If I understand you correct, you would eliminate my 50 ohm resistor in the Bias Tee RF branch, and just leave a pF order capacitor (in the same RF branch) to short the RF to ground? Is that right?

One more question to consider in the future. I have not noticed any difference between connecting a 5-10k load resistor at the op amp`s output and leaving the output without any load. Does a load resistor (of a reasonable value) affect the op amp in any way?

 

If I understand you correct, you would eliminate my 50 ohm resistor in the Bias Tee RF branch, and just leave a pF order capacitor (in the same RF branch) to short the RF to ground? Is that right?

No, see pic. The 50ohm load isn't needed, it will just reduce the input signal to the next stage, assuming that has a 50ohm input impedance.

One more question to consider in the future. I have not noticed any difference between connecting a 5-10k load resistor at the op amp`s output and leaving the output without any load. Does a load resistor (of a reasonable value) affect the op amp in any way?

The output impedance of an opamp is low, a few 10s of ohms, so a load resistor has little effect.

 

No, see pic. The 50ohm load isn't needed, it will just reduce the input signal to the next stage, assuming that has a 50ohm input impedance.

View attachment 288527




The output impedance of an op amp is low, a few 10s of ohms, so a load resistor has little effect.

Sorry if I look so stupid and unexperienced for you, but in that case I have another question. The LNA is for a precision GPS antenna operating in around 1.5 Ghz, typically it draws around 66 mA.

My idea behind a 50 Ohm resistor was that I wanted to dissipate all the signal (content of the signal itself has no role in this task) on that resistor thus matching the impedance. If I removed the resistor, wouldn`t I get terrible reflections causing untrue current consumption? I did not quite understand your circuit edit (were there 2 capacitors, or was it ground?.) Could you redraw the circuit for me from zero? I really appreciate your time and help. I am very grateful to you.

 

I encounter another problem. After the signal is amplified, I supply it to the comparator (LM393). If the signal is lower than 0.45V the blue led should light up. However, the LED does not light up unless I touch the output of the comparator with my finger, or a multimeter lead. Is it possible that the LM393 could not source as much current to fully turn on the transistor? If so, how would you solve this problem, what is the easiest way? I made sure I am getting my signal on the right pins, wiring is correct.

 

I encounter another problem. After the signal is amplified, I supply it to the comparator (LM393). If the signal is lower than 0.45V the blue led should light up. However, the LED does not light up unless I touch the output of the comparator with my finger, or a multimeter lead. Is it possible that the LM393 could not source as much current to fully turn on the transistor?
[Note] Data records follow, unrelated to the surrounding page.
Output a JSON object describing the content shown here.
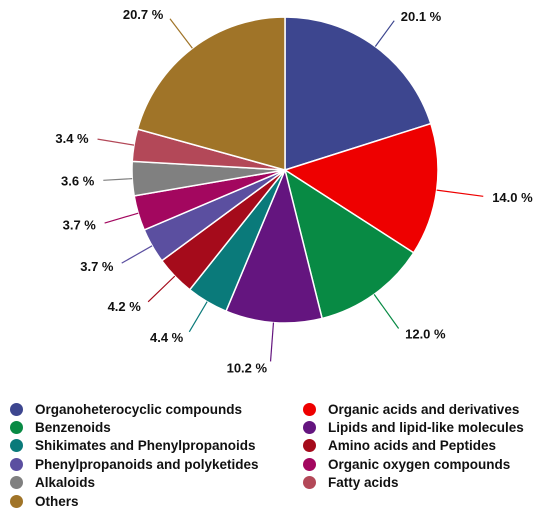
{
  "chart_data": {
    "type": "pie",
    "title": "",
    "start_angle_deg": 0,
    "direction": "clockwise",
    "slices": [
      {
        "label": "Organoheterocyclic compounds",
        "value": 20.1,
        "display": "20.1 %",
        "color": "#3d468f"
      },
      {
        "label": "Organic acids and derivatives",
        "value": 14.0,
        "display": "14.0 %",
        "color": "#ee0000"
      },
      {
        "label": "Benzenoids",
        "value": 12.0,
        "display": "12.0 %",
        "color": "#088a44"
      },
      {
        "label": "Lipids and lipid-like molecules",
        "value": 10.2,
        "display": "10.2 %",
        "color": "#64157f"
      },
      {
        "label": "Shikimates and Phenylpropanoids",
        "value": 4.4,
        "display": "4.4 %",
        "color": "#0a7a7a"
      },
      {
        "label": "Amino acids and Peptides",
        "value": 4.2,
        "display": "4.2 %",
        "color": "#a50b1b"
      },
      {
        "label": "Phenylpropanoids and polyketides",
        "value": 3.7,
        "display": "3.7 %",
        "color": "#5b4fa0"
      },
      {
        "label": "Organic oxygen compounds",
        "value": 3.7,
        "display": "3.7 %",
        "color": "#a3075f"
      },
      {
        "label": "Alkaloids",
        "value": 3.6,
        "display": "3.6 %",
        "color": "#808080"
      },
      {
        "label": "Fatty acids",
        "value": 3.4,
        "display": "3.4 %",
        "color": "#b34858"
      },
      {
        "label": "Others",
        "value": 20.7,
        "display": "20.7 %",
        "color": "#a07428"
      }
    ],
    "legend": {
      "placement": "bottom",
      "columns": [
        [
          "Organoheterocyclic compounds",
          "Benzenoids",
          "Shikimates and Phenylpropanoids",
          "Phenylpropanoids and polyketides",
          "Alkaloids",
          "Others"
        ],
        [
          "Organic acids and derivatives",
          "Lipids and lipid-like molecules",
          "Amino acids and Peptides",
          "Organic oxygen compounds",
          "Fatty acids"
        ]
      ]
    }
  }
}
If so, how would you solve this problem, what is the easiest way? I made sure I am getting my signal on the right pins, wiring is correct.
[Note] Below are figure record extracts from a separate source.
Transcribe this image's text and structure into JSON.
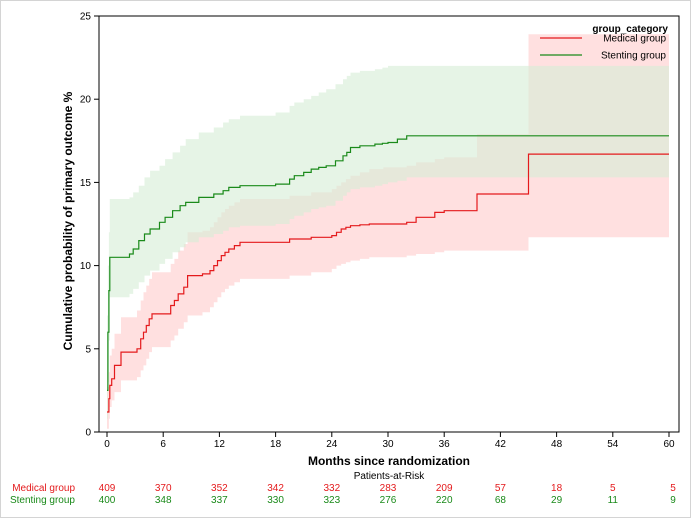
{
  "chart_data": {
    "type": "line",
    "subtype": "kaplan-meier cumulative incidence step curves with confidence bands",
    "xlabel": "Months since randomization",
    "ylabel": "Cumulative probability of primary outcome %",
    "xlim": [
      0,
      60
    ],
    "ylim": [
      0,
      25
    ],
    "xticks": [
      "0",
      "6",
      "12",
      "18",
      "24",
      "30",
      "36",
      "42",
      "48",
      "54",
      "60"
    ],
    "yticks": [
      "0",
      "5",
      "10",
      "15",
      "20",
      "25"
    ],
    "grid": false,
    "legend": {
      "title": "group_category",
      "placement": "top-right",
      "entries": [
        "Medical group",
        "Stenting group"
      ]
    },
    "series": [
      {
        "name": "Medical group",
        "color": "#e41a1c",
        "band_color": "#ffcccc",
        "x": [
          0,
          0.2,
          0.3,
          0.5,
          0.8,
          1.5,
          3.2,
          3.6,
          3.9,
          4.2,
          4.5,
          4.8,
          6.2,
          6.8,
          7.2,
          7.6,
          8.2,
          8.6,
          10.2,
          11.0,
          11.4,
          11.8,
          12.2,
          12.6,
          13.0,
          13.6,
          14.2,
          19.5,
          21.8,
          24.0,
          24.5,
          25.0,
          25.5,
          26.0,
          27.0,
          28.0,
          29.5,
          32.0,
          33.0,
          35.0,
          36.0,
          39.5,
          45.0,
          60.0
        ],
        "y": [
          1.2,
          2.0,
          2.8,
          3.2,
          4.0,
          4.8,
          5.0,
          5.6,
          6.0,
          6.4,
          6.8,
          7.1,
          7.1,
          7.6,
          7.9,
          8.3,
          8.7,
          9.4,
          9.5,
          9.7,
          10.0,
          10.3,
          10.6,
          10.8,
          11.0,
          11.2,
          11.4,
          11.6,
          11.7,
          11.8,
          12.0,
          12.2,
          12.3,
          12.4,
          12.45,
          12.5,
          12.5,
          12.6,
          12.9,
          13.2,
          13.3,
          14.3,
          16.7,
          16.7
        ],
        "ci_lower": [
          0.2,
          0.8,
          1.5,
          1.9,
          2.4,
          3.1,
          3.3,
          3.7,
          4.0,
          4.4,
          4.8,
          5.1,
          5.1,
          5.5,
          5.8,
          6.2,
          6.6,
          7.0,
          7.2,
          7.5,
          7.8,
          8.1,
          8.4,
          8.6,
          8.8,
          9.0,
          9.2,
          9.4,
          9.6,
          9.8,
          10.0,
          10.1,
          10.2,
          10.3,
          10.4,
          10.5,
          10.5,
          10.6,
          10.7,
          10.8,
          10.9,
          10.9,
          11.7,
          11.7
        ],
        "ci_upper": [
          2.7,
          3.6,
          4.6,
          5.0,
          5.9,
          6.9,
          7.3,
          7.9,
          8.4,
          8.8,
          9.2,
          9.6,
          9.6,
          10.1,
          10.4,
          10.9,
          11.3,
          12.0,
          12.1,
          12.3,
          12.6,
          12.9,
          13.2,
          13.4,
          13.6,
          13.8,
          14.0,
          14.2,
          14.4,
          14.6,
          14.8,
          15.0,
          15.2,
          15.4,
          15.6,
          15.8,
          15.9,
          16.0,
          16.2,
          16.4,
          16.5,
          17.9,
          23.9,
          23.9
        ]
      },
      {
        "name": "Stenting group",
        "color": "#1a8a1a",
        "band_color": "#d5ecd5",
        "x": [
          0,
          0.1,
          0.2,
          0.3,
          2.4,
          2.8,
          3.4,
          4.0,
          4.6,
          5.6,
          6.2,
          7.0,
          7.8,
          8.4,
          9.8,
          11.4,
          12.4,
          13.0,
          14.2,
          18.0,
          19.5,
          20.0,
          21.0,
          21.8,
          22.6,
          23.4,
          24.4,
          25.2,
          25.6,
          26.0,
          27.0,
          28.6,
          29.4,
          30.0,
          31.0,
          32.0,
          60.0
        ],
        "y": [
          2.5,
          6.0,
          8.5,
          10.5,
          10.7,
          11.0,
          11.5,
          11.9,
          12.2,
          12.6,
          12.9,
          13.3,
          13.6,
          13.8,
          14.1,
          14.3,
          14.5,
          14.7,
          14.8,
          14.9,
          15.2,
          15.4,
          15.6,
          15.8,
          15.9,
          16.0,
          16.3,
          16.6,
          16.8,
          17.1,
          17.2,
          17.3,
          17.35,
          17.4,
          17.6,
          17.8,
          17.8
        ],
        "ci_lower": [
          0.8,
          3.0,
          5.5,
          8.1,
          8.3,
          8.6,
          9.0,
          9.4,
          9.7,
          10.1,
          10.4,
          10.8,
          11.1,
          11.4,
          11.7,
          11.9,
          12.1,
          12.3,
          12.4,
          12.5,
          12.8,
          13.0,
          13.2,
          13.4,
          13.5,
          13.6,
          13.9,
          14.2,
          14.4,
          14.6,
          14.7,
          14.8,
          14.9,
          15.0,
          15.1,
          15.3,
          15.3
        ],
        "ci_upper": [
          7.0,
          10.0,
          12.0,
          14.0,
          14.1,
          14.4,
          14.8,
          15.3,
          15.7,
          16.0,
          16.4,
          16.8,
          17.2,
          17.6,
          18.0,
          18.3,
          18.6,
          18.8,
          19.0,
          19.2,
          19.6,
          19.8,
          20.0,
          20.2,
          20.4,
          20.6,
          20.9,
          21.2,
          21.4,
          21.6,
          21.7,
          21.8,
          21.9,
          22.0,
          22.0,
          22.0,
          22.0
        ]
      }
    ]
  },
  "risk_table": {
    "title": "Patients-at-Risk",
    "rows": [
      {
        "label": "Medical group",
        "color": "#e41a1c",
        "values": [
          "409",
          "370",
          "352",
          "342",
          "332",
          "283",
          "209",
          "57",
          "18",
          "5",
          "5"
        ]
      },
      {
        "label": "Stenting group",
        "color": "#1a8a1a",
        "values": [
          "400",
          "348",
          "337",
          "330",
          "323",
          "276",
          "220",
          "68",
          "29",
          "11",
          "9"
        ]
      }
    ]
  }
}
You need a pull-up resistor on the output of the LM393, they are open collector!
Why don't you just swap your inputs and put your LED and resistor in the output of the comparator, and get rid of the transistor?

 

You need a pull-up resistor on the output of the LM393, they are open collector!
Why don't you just swap your inputs and put your LED and resistor in the output of the comparator, and get rid of the transistor?
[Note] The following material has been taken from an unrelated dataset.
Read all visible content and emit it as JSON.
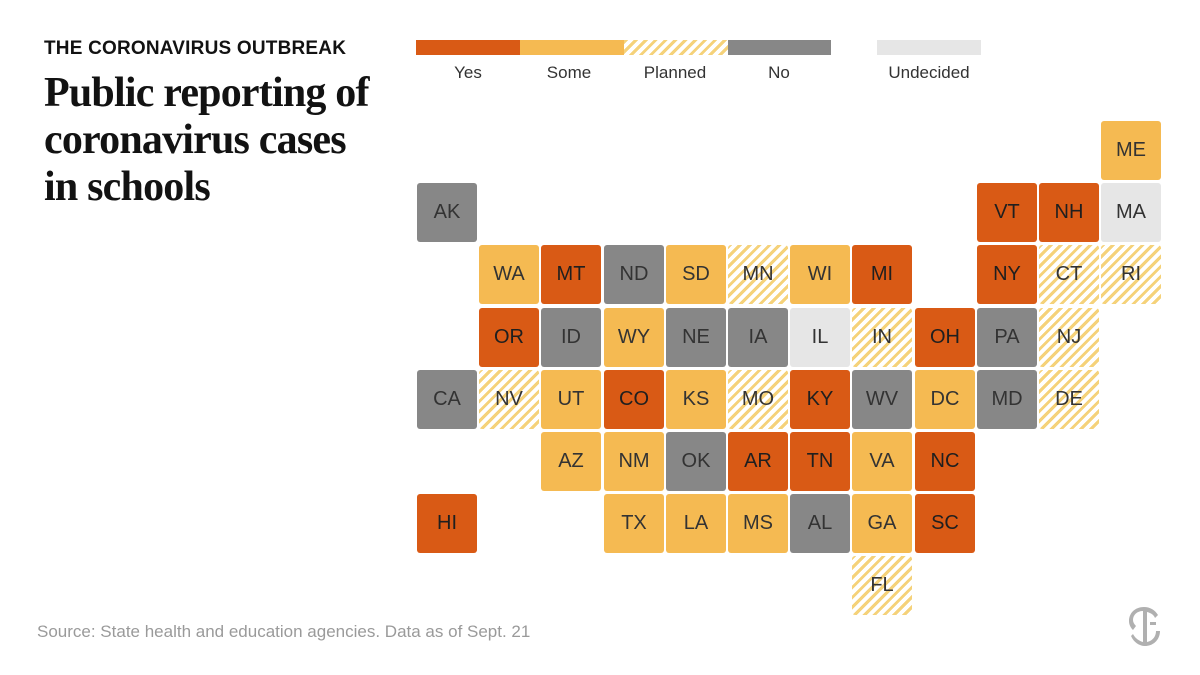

The led needs 20 mA, ant the resistor is calculated to make around 1.3 V drop. Would lm393 output steady 5V @ 20mA?? I havent tried, but I guess thats too much of a task for a comparator...

 

The led needs 20 mA, ant the resistor is calculated to make around 1.3 V drop. Would lm393 output steady 5V @ 20mA?? I havent tried, but I guess thats too much of a task for a comparator...

Does your LED really need 20mA? Try it with maybe 150 Ohms. A modern one should be more than bright enough.

 

Are you forced to use an op amp in this circuit?, check INA240, it has built in amp and adjustable ref voltage so you can measure bidirectional currents.